From a retail perspective, retailers are under tremendous pressure due to the latest lockdown, Bogopa said. “We are seeing all over again the closure of smaller businesses from restaurants to gyms. It is definitely going to impact our rental collections and the investor landscape in terms of income.”
From a retail perspective, while people are keeping the time they spend in malls to a minimum, the spend per visitor has increased.
“Both our super-regional and strip malls rely heavily on anchor tenants and the restaurant trade, which has now been shuttered again by the lockdown. Retailers will opt to remain open if not compelled to do otherwise. We are noticing a higher rate of Covid-19 infections among retail staff.
“Restauranteurs are reporting that takeaway or home delivery is not a viable option in terms of cost, so are rather opting to do with less staff. It is unsure how the current scenario will play out in the broader retail and clothing sector,” Bogopa said.
Foot traffic
Elaine Wilson, divisional director, property intel at Broll Property Group, said that June data points to an obvious decline in foot traffic in shopping malls since the move to an adjusted Level 4 lockdown.
“This can be expected with the closure of food and beverage outlets and gyms. Looking at year-on-year for June, only regional centres show an increase from last year.
Compared to the initial lockdown in April 2020, foot traffic increased in community centres by 51.2%, 68.2% in small regional centres and 111.7% in regional centres. “This can be expected, as only essential services were open during hard lockdown, Wilson said.
Buying behaviour has changed as a result of lockdown restrictions over the past year-and-a-half. “Basket spend has increased, but this can be attributed due to rising prices. Food prices continue to skyrocket.

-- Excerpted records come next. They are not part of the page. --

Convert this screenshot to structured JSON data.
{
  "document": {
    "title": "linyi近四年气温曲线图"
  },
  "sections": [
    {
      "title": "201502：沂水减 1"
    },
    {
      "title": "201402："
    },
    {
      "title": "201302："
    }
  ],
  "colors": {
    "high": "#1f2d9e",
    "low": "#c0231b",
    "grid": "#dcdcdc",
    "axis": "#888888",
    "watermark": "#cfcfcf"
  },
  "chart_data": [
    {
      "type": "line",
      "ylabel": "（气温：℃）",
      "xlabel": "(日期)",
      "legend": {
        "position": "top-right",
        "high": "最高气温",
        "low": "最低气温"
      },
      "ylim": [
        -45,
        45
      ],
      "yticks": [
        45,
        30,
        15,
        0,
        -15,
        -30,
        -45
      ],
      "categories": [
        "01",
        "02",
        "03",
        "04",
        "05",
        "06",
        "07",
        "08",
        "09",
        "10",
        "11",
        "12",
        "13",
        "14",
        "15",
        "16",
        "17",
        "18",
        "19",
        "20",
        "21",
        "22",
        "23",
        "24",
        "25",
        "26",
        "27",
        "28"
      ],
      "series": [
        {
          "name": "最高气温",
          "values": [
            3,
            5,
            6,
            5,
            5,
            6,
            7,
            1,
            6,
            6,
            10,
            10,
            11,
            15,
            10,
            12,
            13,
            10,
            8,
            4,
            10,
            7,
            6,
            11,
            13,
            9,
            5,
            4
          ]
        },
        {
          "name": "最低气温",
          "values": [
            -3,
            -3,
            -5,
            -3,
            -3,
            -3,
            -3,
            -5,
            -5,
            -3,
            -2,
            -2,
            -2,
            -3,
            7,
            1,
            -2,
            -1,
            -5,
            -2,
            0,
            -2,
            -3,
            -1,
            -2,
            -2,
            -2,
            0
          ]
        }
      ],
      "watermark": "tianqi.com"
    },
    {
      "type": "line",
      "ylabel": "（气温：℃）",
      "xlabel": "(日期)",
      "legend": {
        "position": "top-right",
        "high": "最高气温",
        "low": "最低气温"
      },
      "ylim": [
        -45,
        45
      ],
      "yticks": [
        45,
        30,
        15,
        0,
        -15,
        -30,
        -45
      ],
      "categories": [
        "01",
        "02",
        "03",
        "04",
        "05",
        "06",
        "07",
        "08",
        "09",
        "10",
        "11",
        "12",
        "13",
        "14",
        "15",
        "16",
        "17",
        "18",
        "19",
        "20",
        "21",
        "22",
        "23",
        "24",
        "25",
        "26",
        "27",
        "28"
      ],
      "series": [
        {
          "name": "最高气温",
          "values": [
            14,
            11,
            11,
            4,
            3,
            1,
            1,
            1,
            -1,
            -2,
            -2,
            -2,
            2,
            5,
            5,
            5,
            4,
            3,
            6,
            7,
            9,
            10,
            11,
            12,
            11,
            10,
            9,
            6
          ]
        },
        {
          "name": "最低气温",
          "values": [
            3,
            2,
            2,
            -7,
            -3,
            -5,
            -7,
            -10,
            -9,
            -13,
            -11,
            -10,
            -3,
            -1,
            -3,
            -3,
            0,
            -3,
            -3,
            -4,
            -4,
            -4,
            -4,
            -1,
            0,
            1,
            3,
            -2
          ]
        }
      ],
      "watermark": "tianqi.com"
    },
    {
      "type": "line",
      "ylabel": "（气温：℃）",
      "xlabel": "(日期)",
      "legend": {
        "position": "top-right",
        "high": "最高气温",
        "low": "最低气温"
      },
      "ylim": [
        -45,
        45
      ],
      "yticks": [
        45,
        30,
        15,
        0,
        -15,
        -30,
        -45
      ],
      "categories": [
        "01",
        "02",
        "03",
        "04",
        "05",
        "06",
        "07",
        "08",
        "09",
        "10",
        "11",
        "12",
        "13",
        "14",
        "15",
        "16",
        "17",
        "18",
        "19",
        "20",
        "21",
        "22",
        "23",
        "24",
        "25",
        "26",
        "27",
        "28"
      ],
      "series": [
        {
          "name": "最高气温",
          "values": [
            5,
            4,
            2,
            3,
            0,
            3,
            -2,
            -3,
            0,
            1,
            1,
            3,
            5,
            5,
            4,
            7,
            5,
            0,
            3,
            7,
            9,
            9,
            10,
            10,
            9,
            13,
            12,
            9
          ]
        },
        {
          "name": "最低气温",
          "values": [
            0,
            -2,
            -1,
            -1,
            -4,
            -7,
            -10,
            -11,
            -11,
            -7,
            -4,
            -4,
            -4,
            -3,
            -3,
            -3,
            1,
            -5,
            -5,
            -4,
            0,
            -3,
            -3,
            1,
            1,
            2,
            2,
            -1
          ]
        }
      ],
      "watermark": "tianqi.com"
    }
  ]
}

“Sunflower cooking oil now costs customers 30.3% more than a year ago, while white sugar has increased by 11.5%. Global food prices have also recorded their fastest growth rate in more than a decade,” Wilson said.
The Food and Agricultural Organisation of the United Nations reported a 4.8% increase in May 2021, its highest value since September 2011. Impacted by the rise in fuel and electricity tariffs, these costs are set to continue to rise, impacting the entire economy and placing further downward pressure on consumer spending.
Online retail in South Africa has also surged – more than doubling over the last two years. It increased by 66% in 2020 at a value of R30.2 billion, compared to R14.1 billion in 2018. Currently, online retail represents 2.8% of total retail sales, up from 1.4% in 2018.
Overall, trading densities decreased by around -6.4% after the outbreak of the pandemic, Wilson noted. The highest drop in trading density is in entertainment (-56.1%), followed by services (-30.6%), with only homeware, furniture and interior showing positive growth (7%).
Looking at the secondary retail categories, pharmacies and personal care increased by 4.8% and groceries/supermarkets by 5.1%.
Hobby stores and tattoo parlours showed the biggest rise in trading density at 10% and 28.5% respectively. “It is interesting to note the rise in not only essential services, but also in ‘home entertainment’ and in drive-throughs (6%),” Wilson said.